C’è fermento creativo, a Birra del Borgo. Si percepisce nell’aria, nei sorrisi e negli sguardi appassionati e intelligenti del team, che è di quelli vincenti: giovani professionisti che hanno voglia di sperimentare e mettersi in gioco e che sanno farlo con competenza e allegria nonostante alcuni delicati passaggi che hanno interessato l’azienda dopo l’acquisizione straniera, come il taglio del personale e la chiusura di alcuni locali a marchio.
Ogni fine settimana la squadra si riunisce per le sessioni di assaggio e per le sessioni di allenamento all’assaggio, guidate da Christopher Paiewonsky, ingegnere chimico responsabile del controllo qualità. È di qualche giorno fa la notizia di un premio (l’ultimo in ordine temporale) ricevuto dal birrificio: la Saracena ha vinto l’International Beer Challenge. È con lei che inizia proprio la degustazione del secondo incontro degli Off Topic, e Andrea racconta la nascita di questa birra: “All’inizio è stato davvero un esperimento estremo, come piace a noi, abbiamo giocato con un enorme quantitativo, in percentuale, di grano saraceno. Non era nemmeno birra, a dirla tutta, e in sala cotta si sentiva l’odore fortissimo erbaceo, quasi con punte di camomilla e con un’astringenza che arrivava subito. Ci piaceva questa sensazione quindi abbiamo deciso di mantenerla, ovviamente riequilibrando le parti, ed è venuta fuori una ricetta davvero interessante”.
È stato persino condotto uno studio, che ha visto collaborare Università della Tuscia e Avezzano Rugby, che ha dimostrato che i giocatori che hanno bevuto la Saracena dopo l’allenamento avevano un recupero più rapido di sali minerali.

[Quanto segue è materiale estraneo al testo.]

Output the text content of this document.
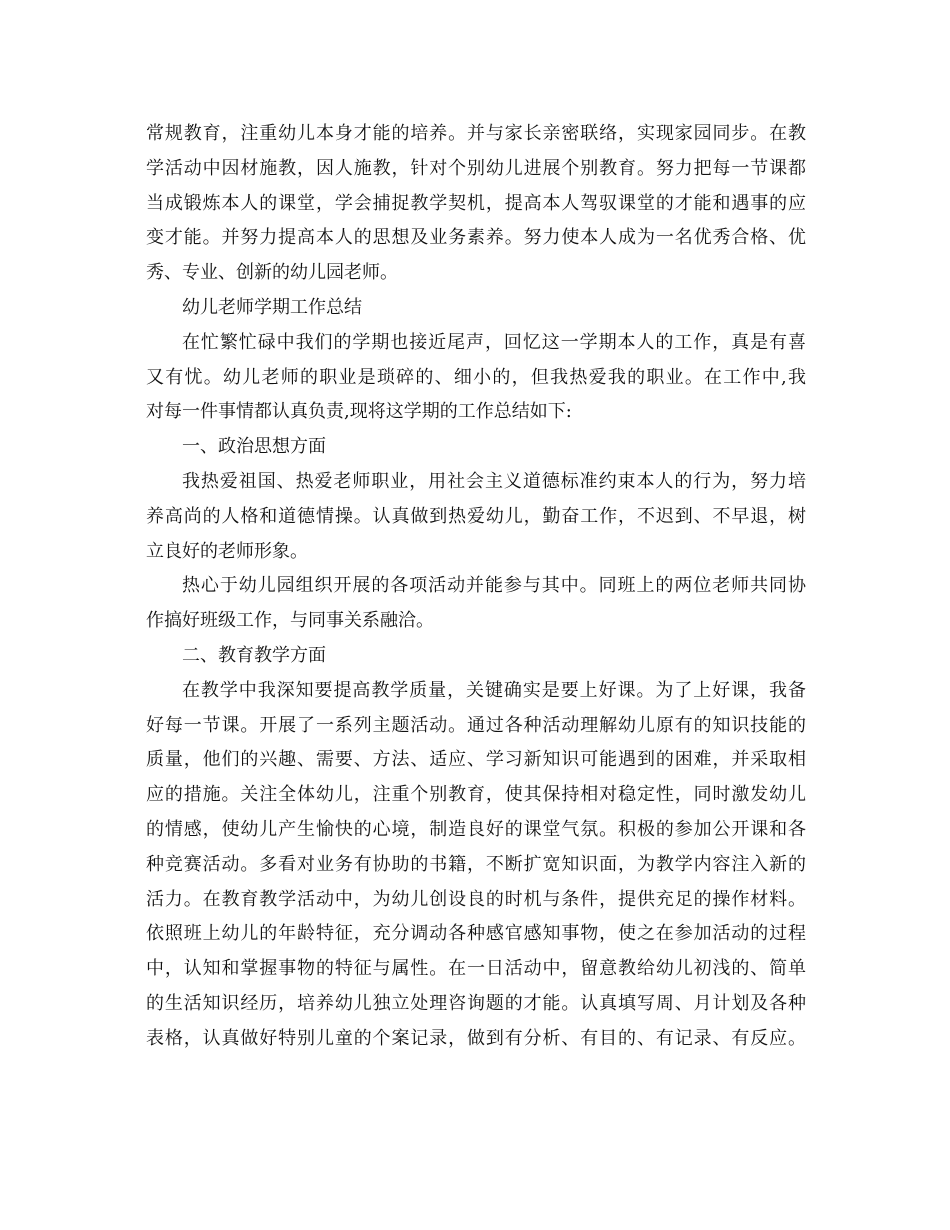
常规教育，注重幼儿本身才能的培养。并与家长亲密联络，实现家园同步。在教
学活动中因材施教，因人施教，针对个别幼儿进展个别教育。努力把每一节课都
当成锻炼本人的课堂，学会捕捉教学契机，提高本人驾驭课堂的才能和遇事的应
变才能。并努力提高本人的思想及业务素养。努力使本人成为一名优秀合格、优
秀、专业、创新的幼儿园老师。
幼儿老师学期工作总结
在忙繁忙碌中我们的学期也接近尾声，回忆这一学期本人的工作，真是有喜
又有忧。幼儿老师的职业是琐碎的、细小的，但我热爱我的职业。在工作中,我
对每一件事情都认真负责,现将这学期的工作总结如下:
一、政治思想方面
我热爱祖国、热爱老师职业，用社会主义道德标准约束本人的行为，努力培
养高尚的人格和道德情操。认真做到热爱幼儿，勤奋工作，不迟到、不早退，树
立良好的老师形象。
热心于幼儿园组织开展的各项活动并能参与其中。同班上的两位老师共同协
作搞好班级工作，与同事关系融洽。
二、教育教学方面
在教学中我深知要提高教学质量，关键确实是要上好课。为了上好课，我备
好每一节课。开展了一系列主题活动。通过各种活动理解幼儿原有的知识技能的
质量，他们的兴趣、需要、方法、适应、学习新知识可能遇到的困难，并采取相
应的措施。关注全体幼儿，注重个别教育，使其保持相对稳定性，同时激发幼儿
的情感，使幼儿产生愉快的心境，制造良好的课堂气氛。积极的参加公开课和各
种竞赛活动。多看对业务有协助的书籍，不断扩宽知识面，为教学内容注入新的
活力。在教育教学活动中，为幼儿创设良的时机与条件，提供充足的操作材料。
依照班上幼儿的年龄特征，充分调动各种感官感知事物，使之在参加活动的过程
中，认知和掌握事物的特征与属性。在一日活动中，留意教给幼儿初浅的、简单
的生活知识经历，培养幼儿独立处理咨询题的才能。认真填写周、月计划及各种
表格，认真做好特别儿童的个案记录，做到有分析、有目的、有记录、有反应。
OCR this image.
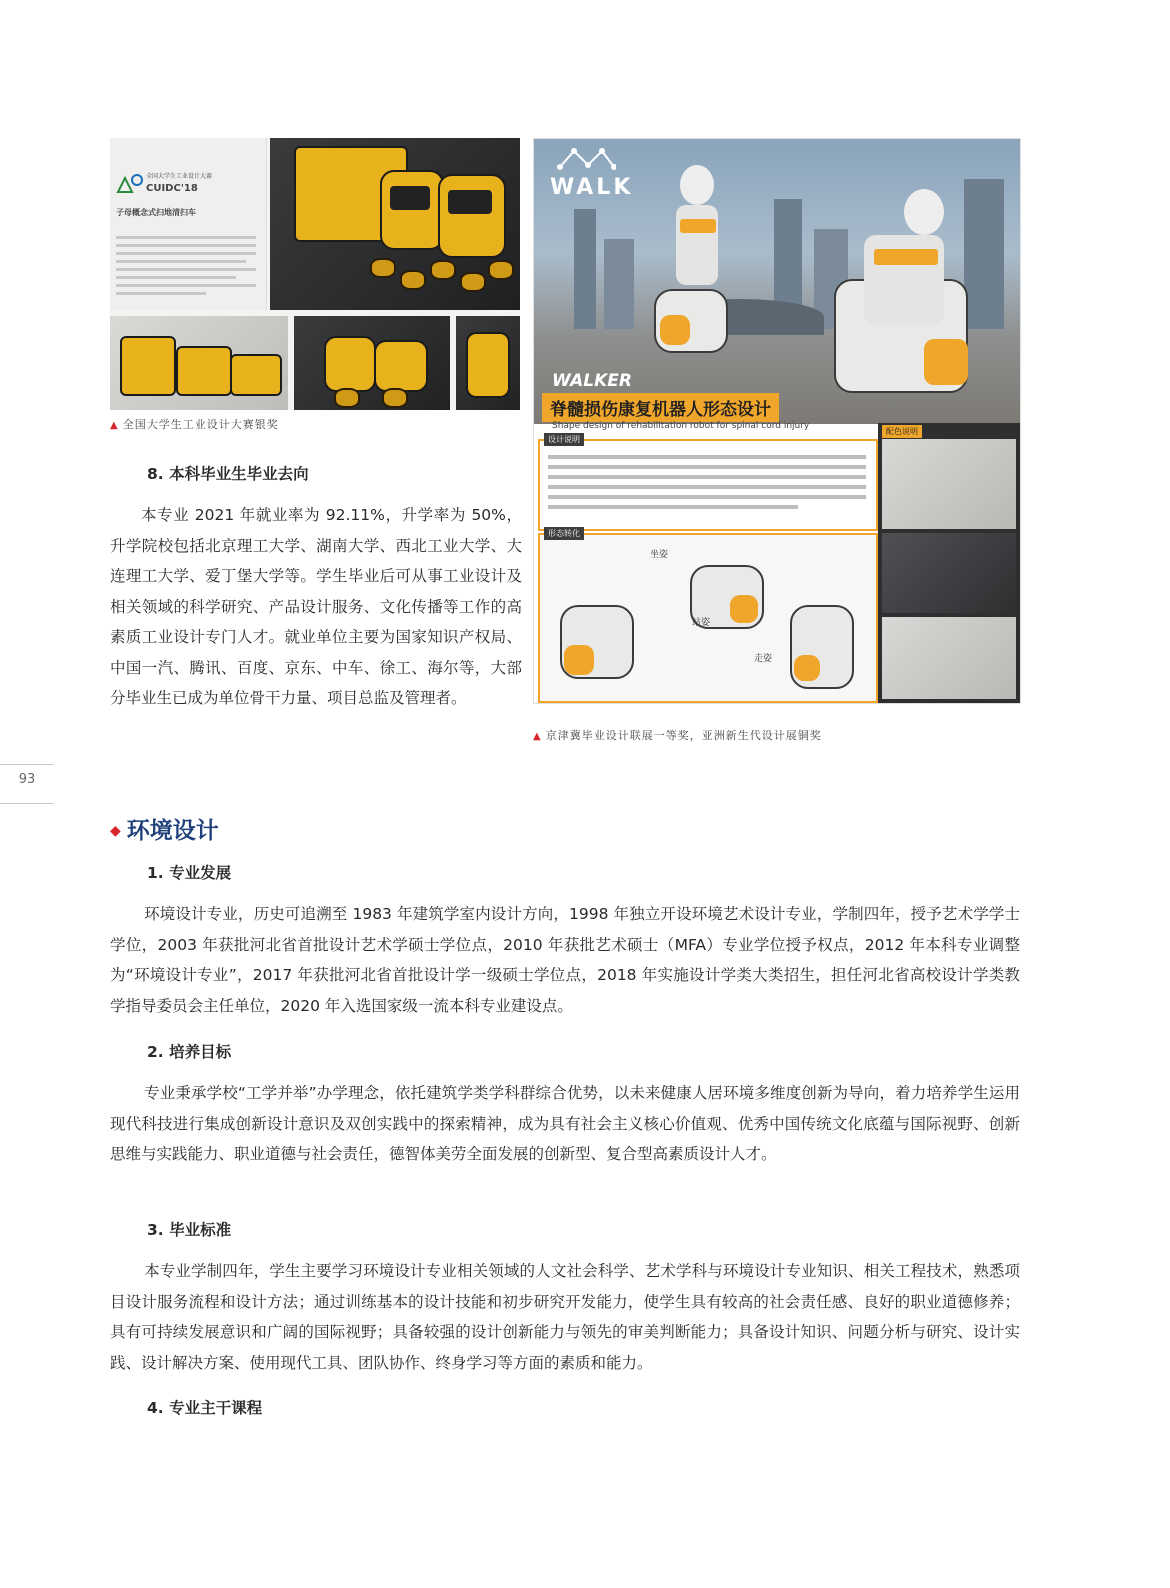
全国大学生工业设计大赛
CUIDC'18
子母概念式扫地清扫车
▲ 全国大学生工业设计大赛银奖
WALK
WALKER
脊髓损伤康复机器人形态设计
Shape design of rehabilitation robot for spinal cord injury
设计说明
形态转化
坐姿
站姿
走姿
配色说明
▲ 京津冀毕业设计联展一等奖，亚洲新生代设计展铜奖
8. 本科毕业生毕业去向
本专业 2021 年就业率为 92.11%，升学率为 50%，升学院校包括北京理工大学、湖南大学、西北工业大学、大连理工大学、爱丁堡大学等。学生毕业后可从事工业设计及相关领域的科学研究、产品设计服务、文化传播等工作的高素质工业设计专门人才。就业单位主要为国家知识产权局、中国一汽、腾讯、百度、京东、中车、徐工、海尔等，大部分毕业生已成为单位骨干力量、项目总监及管理者。
93
◆ 环境设计
1. 专业发展
环境设计专业，历史可追溯至 1983 年建筑学室内设计方向，1998 年独立开设环境艺术设计专业，学制四年，授予艺术学学士学位，2003 年获批河北省首批设计艺术学硕士学位点，2010 年获批艺术硕士（MFA）专业学位授予权点，2012 年本科专业调整为“环境设计专业”，2017 年获批河北省首批设计学一级硕士学位点，2018 年实施设计学类大类招生，担任河北省高校设计学类教学指导委员会主任单位，2020 年入选国家级一流本科专业建设点。
2. 培养目标
专业秉承学校“工学并举”办学理念，依托建筑学类学科群综合优势，以未来健康人居环境多维度创新为导向，着力培养学生运用现代科技进行集成创新设计意识及双创实践中的探索精神，成为具有社会主义核心价值观、优秀中国传统文化底蕴与国际视野、创新思维与实践能力、职业道德与社会责任，德智体美劳全面发展的创新型、复合型高素质设计人才。
3. 毕业标准
本专业学制四年，学生主要学习环境设计专业相关领域的人文社会科学、艺术学科与环境设计专业知识、相关工程技术，熟悉项目设计服务流程和设计方法；通过训练基本的设计技能和初步研究开发能力，使学生具有较高的社会责任感、良好的职业道德修养；具有可持续发展意识和广阔的国际视野；具备较强的设计创新能力与领先的审美判断能力；具备设计知识、问题分析与研究、设计实践、设计解决方案、使用现代工具、团队协作、终身学习等方面的素质和能力。
4. 专业主干课程
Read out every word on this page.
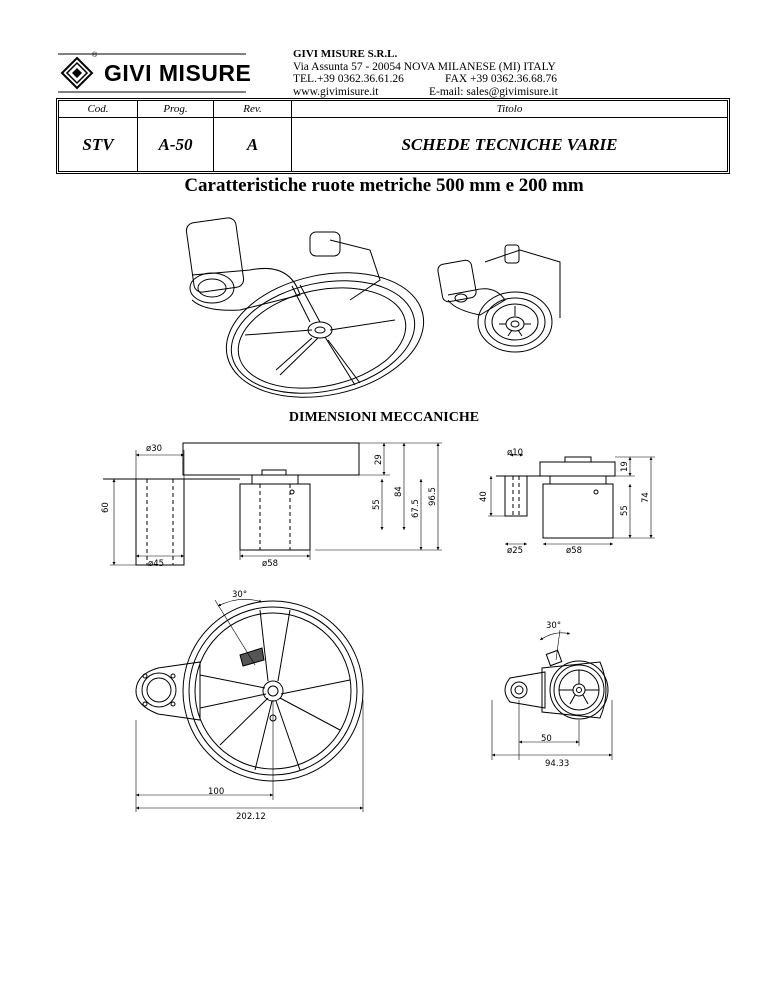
®
GIVI MISURE
GIVI MISURE S.R.L.
Via Assunta 57 - 20054 NOVA MILANESE (MI) ITALY
TEL.+39 0362.36.61.26	FAX +39 0362.36.68.76
www.givimisure.it	E-mail: sales@givimisure.it
Cod.	Prog.	Rev.	Titolo
STV	A-50	A	SCHEDE TECNICHE VARIE
Caratteristiche ruote metriche 500 mm e 200 mm
DIMENSIONI MECCANICHE
ø30
ø45	ø58
60
29
55
84
67.5
96.5
ø10
ø25	ø58
40
19
55
74
30°
100
202.12
30°
50
94.33
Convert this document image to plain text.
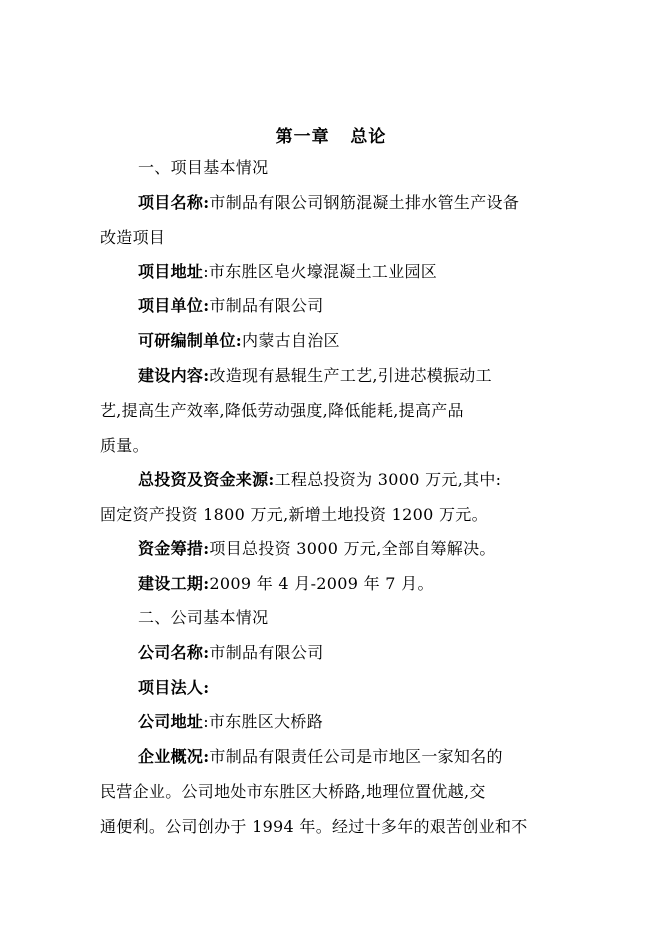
第一章   总论
一、项目基本情况
项目名称:市制品有限公司钢筋混凝土排水管生产设备
改造项目
项目地址:市东胜区皂火壕混凝土工业园区
项目单位:市制品有限公司
可研编制单位:内蒙古自治区
建设内容:改造现有悬辊生产工艺,引进芯模振动工
艺,提高生产效率,降低劳动强度,降低能耗,提高产品
质量。
总投资及资金来源:工程总投资为 3000 万元,其中:
固定资产投资 1800 万元,新增土地投资 1200 万元。
资金筹措:项目总投资 3000 万元,全部自筹解决。
建设工期:2009 年 4 月-2009 年 7 月。
二、公司基本情况
公司名称:市制品有限公司
项目法人:
公司地址:市东胜区大桥路
企业概况:市制品有限责任公司是市地区一家知名的
民营企业。公司地处市东胜区大桥路,地理位置优越,交
通便利。公司创办于 1994 年。经过十多年的艰苦创业和不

L’utilizzo di prodotti locali, come il grano dei Piani Palentini, in questo caso, è un elemento costante delle produzioni del birrificio: nonostante la sperimentazione sia al centro del processo creativo a Birra del Borgo, la base essenziale di ogni birra è la scelta delle materie prime; i quattro ingredienti principali (acqua, malto d’orzo -o di altri cereali-, luppolo e lievito) sono sempre di alta qualità, anche quando ci sono aggiunte non convenzionali, come ad esempio la frutta o le castagne, e non territoriali, come addirittura le ostriche per la “Perle ai Porci”.
La ricerca sui lieviti è altrettanto fondamentale: è attivo in birrificio un laboratorio per il controllo costante della qualità e per lo studio delle varie fasi del processo di fermentazione e di azione dei lieviti e della sperimentazione sui lieviti indigeni in combinazione con quelli tradizionali. La Duchessa, ad esempio, è prodotta utilizzando il farro coltivato nell’omonimo territorio e nella Maledetta si ritrovano lieviti autoctoni provenienti dalle montagne intorno al birrificio. Così come la castagna, stagionalmente, si utilizza per la Castagnale.
Quest’attitudine alla contaminazione ha portato anche alla nascita di due birre uniche, nate dall’unione del mondo del vino con quello della birra, Equilibrista e Caos: durante il tour del birrificio, infatti, dopo aver visitato gli ambienti del ciclo di produzione della birra, dalla macinazione alla miscelazione, dalla filtrazione (il birrificio usa il filtro miscela di tradizione belga) alla bollitura, si entra in uno degli spazi più affascinanti, quelli occupati da grandi botti e barrique, che sono contenitori sicuramente insoliti per la fermentazione e l’invecchiamento delle birre, e da anfore di terracotta.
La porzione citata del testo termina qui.